Como tudo no brasil, as eleições acontecem de forma comicamente trágica.
Nossas máquinas de votar são as mais modernas do mundo, precisamos de poucos segundos para digitar um número e em algumas horas a apuração está terminada.
Toda essa agilidade e eficiência causam estranhamento naqueles que estão acostumados às filas, ao caos e à ineficiência do poder público do país.
Um processo judiciário demora vários anos para ser encerrado. E esse processo for contra o estado, levarão algumas décadas até que a pretensão seja efetivamente satisfeita. Para conseguir um documento em algum órgão público, geralmente perde-se a tarde inteira, esperando ser atendido.
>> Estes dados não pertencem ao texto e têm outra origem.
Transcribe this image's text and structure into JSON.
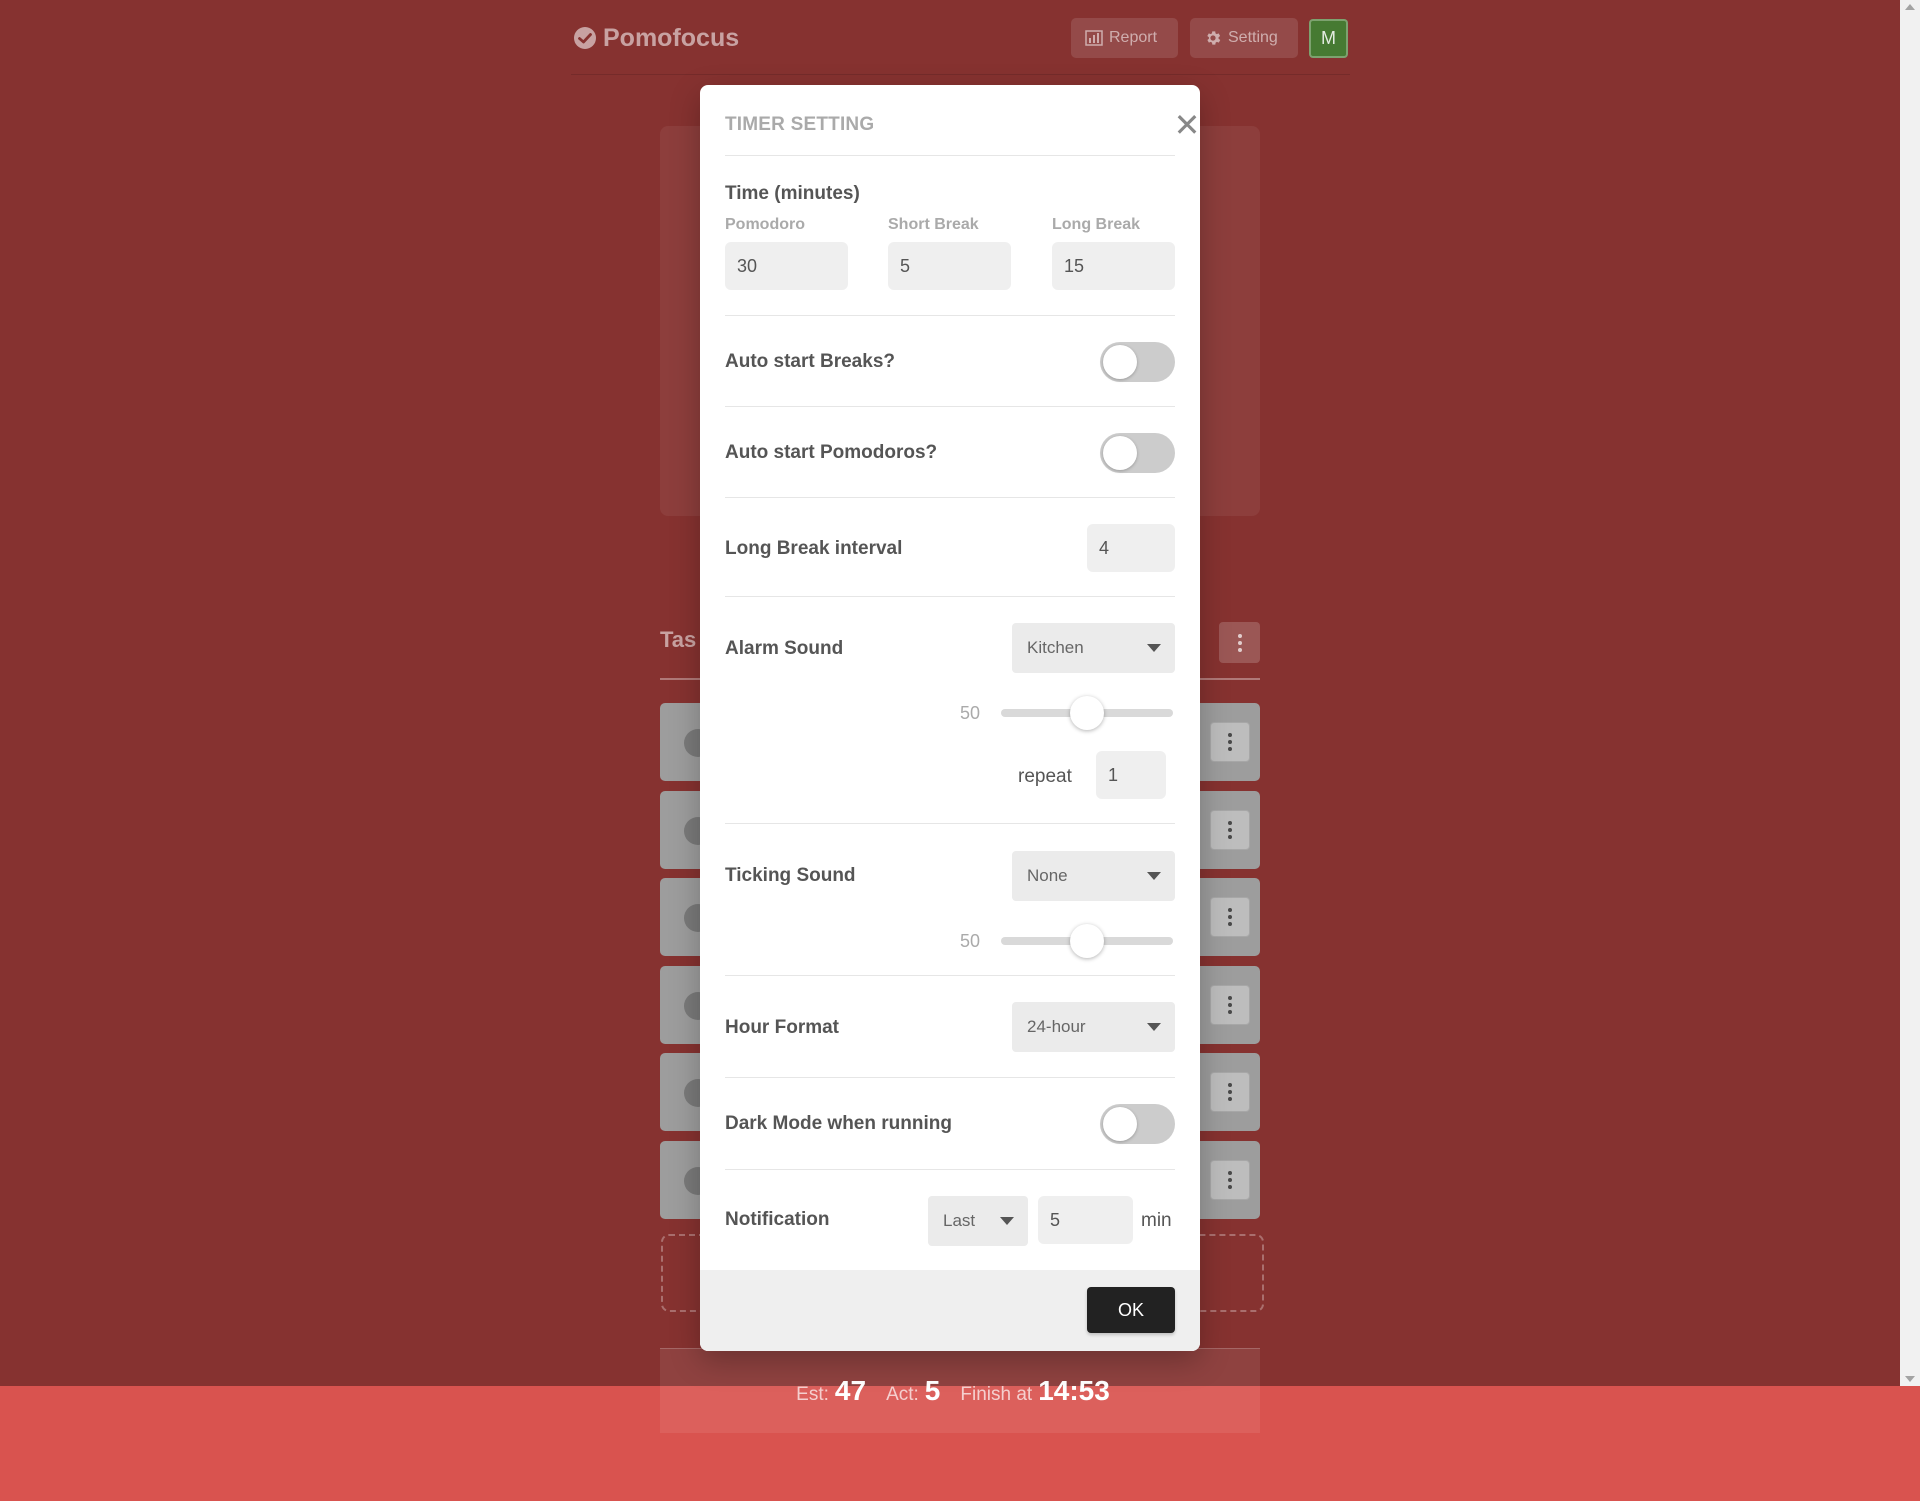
{
  "header": {
    "logo_text": "Pomofocus",
    "report_label": "Report",
    "setting_label": "Setting",
    "avatar_initial": "M"
  },
  "tasks": {
    "title": "Tas"
  },
  "summary": {
    "est_label": "Est:",
    "est_value": "47",
    "act_label": "Act:",
    "act_value": "5",
    "finish_label": "Finish at",
    "finish_value": "14:53"
  },
  "modal": {
    "title": "TIMER SETTING",
    "close_icon": "close-icon",
    "time": {
      "label": "Time (minutes)",
      "pomodoro_label": "Pomodoro",
      "pomodoro_value": "30",
      "short_break_label": "Short Break",
      "short_break_value": "5",
      "long_break_label": "Long Break",
      "long_break_value": "15"
    },
    "auto_start_breaks": {
      "label": "Auto start Breaks?",
      "on": false
    },
    "auto_start_pomodoros": {
      "label": "Auto start Pomodoros?",
      "on": false
    },
    "long_break_interval": {
      "label": "Long Break interval",
      "value": "4"
    },
    "alarm_sound": {
      "label": "Alarm Sound",
      "selected": "Kitchen",
      "volume": "50",
      "volume_fraction": 0.5,
      "repeat_label": "repeat",
      "repeat_value": "1"
    },
    "ticking_sound": {
      "label": "Ticking Sound",
      "selected": "None",
      "volume": "50",
      "volume_fraction": 0.5
    },
    "hour_format": {
      "label": "Hour Format",
      "selected": "24-hour"
    },
    "dark_mode": {
      "label": "Dark Mode when running",
      "on": false
    },
    "notification": {
      "label": "Notification",
      "selected": "Last",
      "value": "5",
      "unit": "min"
    },
    "ok_label": "OK"
  },
  "colors": {
    "background": "#863230",
    "bottom_band": "#d9534f",
    "avatar": "#467a32",
    "ok_button": "#222222"
  }
}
Para aposentar-se depois de uma vida de trabalho em nome do formigueiro, é preciso ter sorte para não perder alguns anos nas filas do inss. Projetos de lei importantes são desprezados sem nunca serem votados pelo legislativo, e todo tipo de injustiças e ilegalidades acontecem normalmente sem que o executivo interfira.
Já quando se trata de eleições a coisa é diferente. Tudo é feito sob aparente legalidade e eficiência. O povo sente-se honrado por colocar as mãos naquelas máquinas avançadas. Sente-se importante por participar desse processo, afinal, dizem que o futuro do país está em suas mãos e que seu voto é o único instrumento que possui para mudar a triste realidade.
No entanto, é só prestar um pouco de atenção no processo como um todo para perceber a trágica comédia. Nenhum dos candidatos apresenta um discurso sério, concreto, com propostas concretas, opiniões concretas ou metas concretas. Escolhem temas vagos como saúde e segurança e afirmam simplesmente: “comigo haverá segurança” ou “comigo os hospitais funcionarão”.
O ponto principal da campanha é a figura do candidato, que deve apresentar ares de herói e salvador do povo, transformando-se em ídolo através de slogans e frase de efeito. Abusa-se do marketing e das técnicas psicológicas de manipulação das massas, amplamente utilizadas e aperfeiçoadas pelos meios de comunicação, desde a criação do rádio. Geralmente o candidato que tiver a melhor estrutura de marketing será o escolhido pelo povo.
A humanidade acreditou que o sistema democrático seria o caminho para o fim da opressão e da exploração, e lutou por sua implantação. Muitos deram a vida por ele. Mas logo ficou claro que a maioria é manipulada, não elege seus iguais, e a democracia, na prática, perpetua e legitima o poder da minoria dominante.
Em 1830, menos de cinqüenta anos após a revolução francesa, proudhon já percebia e lamentava tal equívoco.
O povo parece não confiar em si mesmo e buscar salvadores, como eterno colonizado..
Além do marketing, outra lendária forma de se conseguir votos é a troca de favores, ou a distribuição de verbas para determinados grupos, em troca de apoio. Todos saem felizes, os eleitores ficam agradecidos e o candidato ainda gasta menos do que gastaria com caríssimas propagandas.
Participo de um grupo de cultura e arte formado quase exclusivamente por jovens que votarão pela primeira ou segunda vez nessa eleições. Se um candidato vai até nós um mês antes da votação e oferece condução grátis para alguns eventos em troca de apoio político, sinto-me obrigado a interferir.
Interferir para abrir alguns olhos e deixar bem claro o que estava acontecendo, interferir para chamar a atenção do tal candidato, interferir para deixar claro que aquilo estava errado, interferir pra dizer que eu não participaria.
Não era minha intenção impedir que eles fechassem o acordo que achassem interessante. De forma alguma. Se todos fazem isso e eu não me meto, porque eu impediria que logo meus amigos fizessem um acordo lucrativo para eles? Ao contrário, queria dizer, inclusive, que seu apoio era importante e eles poderiam conseguir mais do que estava sendo oferecido.
Eles me olharam com olhos assustados, como se eu quisesse impedi-los de conseguir o primeiro apoio financeiro que conseguiam em alguns anos e disseram sorrindo que eu era mesmo um revolucionário-anarquista-louco.
Disse metade do que queria e sai da sala para que eles negociassem em paz.
Uma das coisas que mais me irrita nesse país é a impossibilidade de discutir. É a proibição implícita de tocar em certos assuntos, de dizer que o rei está nu. Falar certas coisas é ser terrorista-revolucionário-anarquista. É preciso manter as aparências, não chamar a atenção para a farsa que vivemos, não questionar nosso ridículo pensamento de colonizados, simplesmente ficar quieto e continuar varrendo a sujeira para baixo do tapete.

Um comentário:
Infelizmente a política tornou-se apática ao paladar do cotidiano. É mais confortavle olhar o próprio umbigo e beber a cerveja de cada dia.